Behind these machinations, however, Haiti’s ruling class and its imperialist sponsors are panicking. On January 20, NBC reported that “a few thousand people joined the demonstration in downtown Port-au-Prince on Tuesday marching through narrow streets and occasionally chanting: ‘The revolution has started, get your gun ready.’ ”

A January 21 article in the Guardian stated succinctly that “a sense of dread and foreboding has settled on Haiti’s political elite.”

According to Haiti Libre, US special coordinator for Haiti Kenneth Merten said after the January 24 postponement that “what would be bad is to see the population in the streets with disturbances and intimidation, which is unacceptable in our eyes. We are following the situation very attentively.”

Street protests have been ongoing since the first round of elections on October 25, with thousands participating in Port-au-Prince on a regular basis. The Group of 8 opposition parties have sought to co-opt these protests for their own ends. The Platform Pitit Dessalines, for example, was heavily involved in the January protests that contributed to the second postponement of elections. Pitit Dessalines’s candidate, Moïse Jean-Charles, finished third in the October 25 voting.

Reuters found Volcy Assad, a Jean-Charles aide, at a January 23 protest where he told the news agency, “We want a transitional government to set up an investigation commission that will determine the sincerity of the elections.”

On Friday, however, former soldiers from the Forces Armées d’Haïti (Fad’H) drove through Port-au-Prince and other cities armed and dressed in fatigues, with the tacit support of newly installed defense minister Lener Renaud. Le Nouvelliste reported that the participants—on motorcycles and in pickup trucks—were silent as they drove from Carrefour to Delmas to Pétion-Ville to downtown Port-au-Prince, except for one who declared that “we are in the streets to reestablish order.”

When the soldiers reached the Champ de Mars and confronted protesters, the latter pulled 78-year-old Raphaël Néro Ciceron from one of the vehicles and stoned him to death in his military uniform.

Renaud claimed afterward that despite the uniform he was wearing, Ciceron did not appear in the register of the Office for Management of Demobilized Servicemen. This detail did not stop Renaud from fully supporting the actions of the former soldiers or threatening more such interventions. He told Le Nouvelliste that “former servicemen are citizens in their own right” and “they have the right to protest no matter when and no matter how.”

“It’s like a natural spirit,” Renaud went on, “they have the right to make their voices heard.”

Anti-government protests have not been limited to the capital. According to Haiti Libre, a protest expected to draw 2,000 Haitian emigrés in French Guiana was scheduled for last Wednesday to oppose the establishment of an interim government in Haiti.
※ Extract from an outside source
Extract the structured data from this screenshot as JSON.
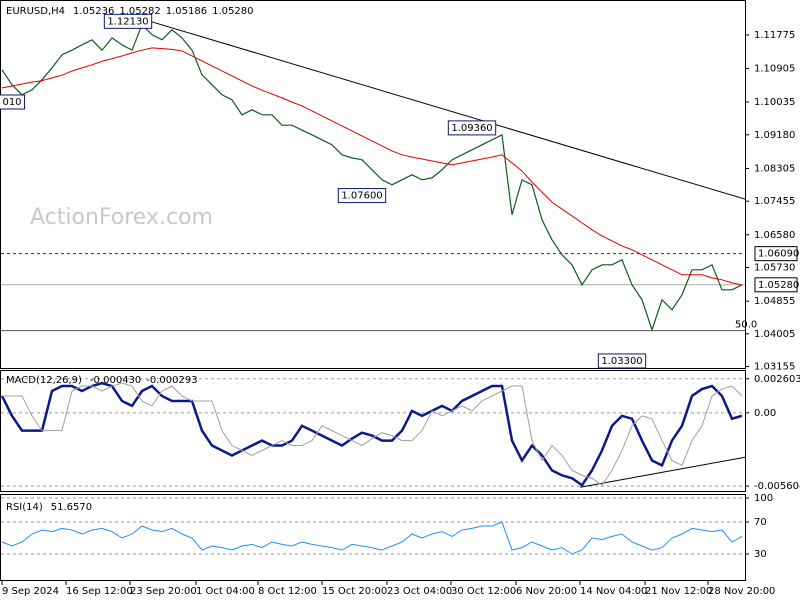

AlterPresse reported protests in the city of Hinche, in Haiti’s Central Plateau, starting at the end of last week. While these included members of opposition parties and public administration officials, their demands went further than just electoral reforms. They called for the arrest of Martelly and members of his administration for impoverishing the country.
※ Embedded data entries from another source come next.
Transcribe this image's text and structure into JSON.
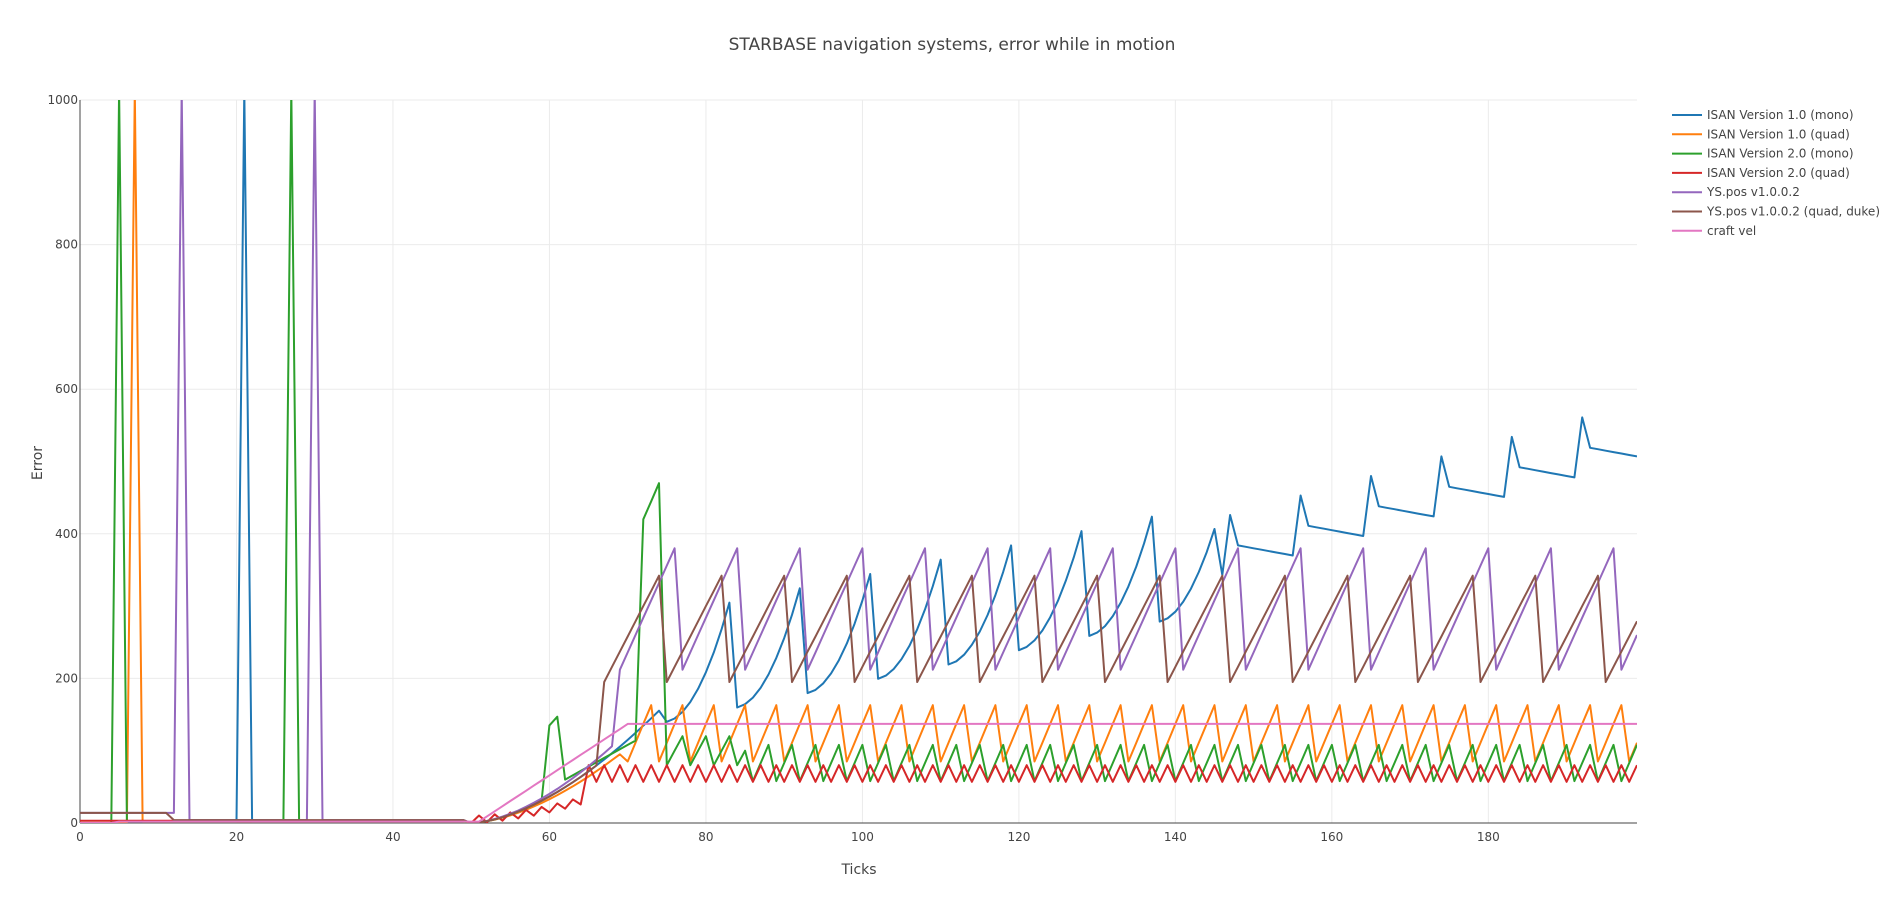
{
  "chart_data": {
    "type": "line",
    "title": "STARBASE navigation systems, error while in motion",
    "xlabel": "Ticks",
    "ylabel": "Error",
    "xlim": [
      0,
      199
    ],
    "ylim": [
      0,
      1000
    ],
    "xticks": [
      0,
      20,
      40,
      60,
      80,
      100,
      120,
      140,
      160,
      180
    ],
    "yticks": [
      0,
      200,
      400,
      600,
      800,
      1000
    ],
    "grid": true,
    "legend_position": "right",
    "series": [
      {
        "name": "ISAN Version 1.0 (mono)",
        "color": "#1f77b4"
      },
      {
        "name": "ISAN Version 1.0 (quad)",
        "color": "#ff7f0e"
      },
      {
        "name": "ISAN Version 2.0 (mono)",
        "color": "#2ca02c"
      },
      {
        "name": "ISAN Version 2.0 (quad)",
        "color": "#d62728"
      },
      {
        "name": "YS.pos v1.0.0.2",
        "color": "#9467bd"
      },
      {
        "name": "YS.pos v1.0.0.2 (quad, duke)",
        "color": "#8c564b"
      },
      {
        "name": "craft vel",
        "color": "#e377c2"
      }
    ]
  }
}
Issues other than the elections are also motivating Haitian workers and peasants. On January 19, a Royal Caribbean cruise ship carrying nearly 3,800 tourists was unable to dock at the company’s private resort in Labadee because of protests carried out by local residents in small boats. In the following days, two more Royal Caribbean ships did not dock because the company feared more protests.

The protesters, banging pans and shouting, were upset about the lack of jobs and economic benefits from the Labadee resort. Known for its long zip line over the water, the property is surrounded by armed guards and a 12-foot-high fence. A witness reported a sign saying “USA Away!” in one of the protest boats. Royal Caribbean said in a statement that “although the protest was peaceful in nature…there would be a significant impact on our guests’ ability to enjoy Labadee.”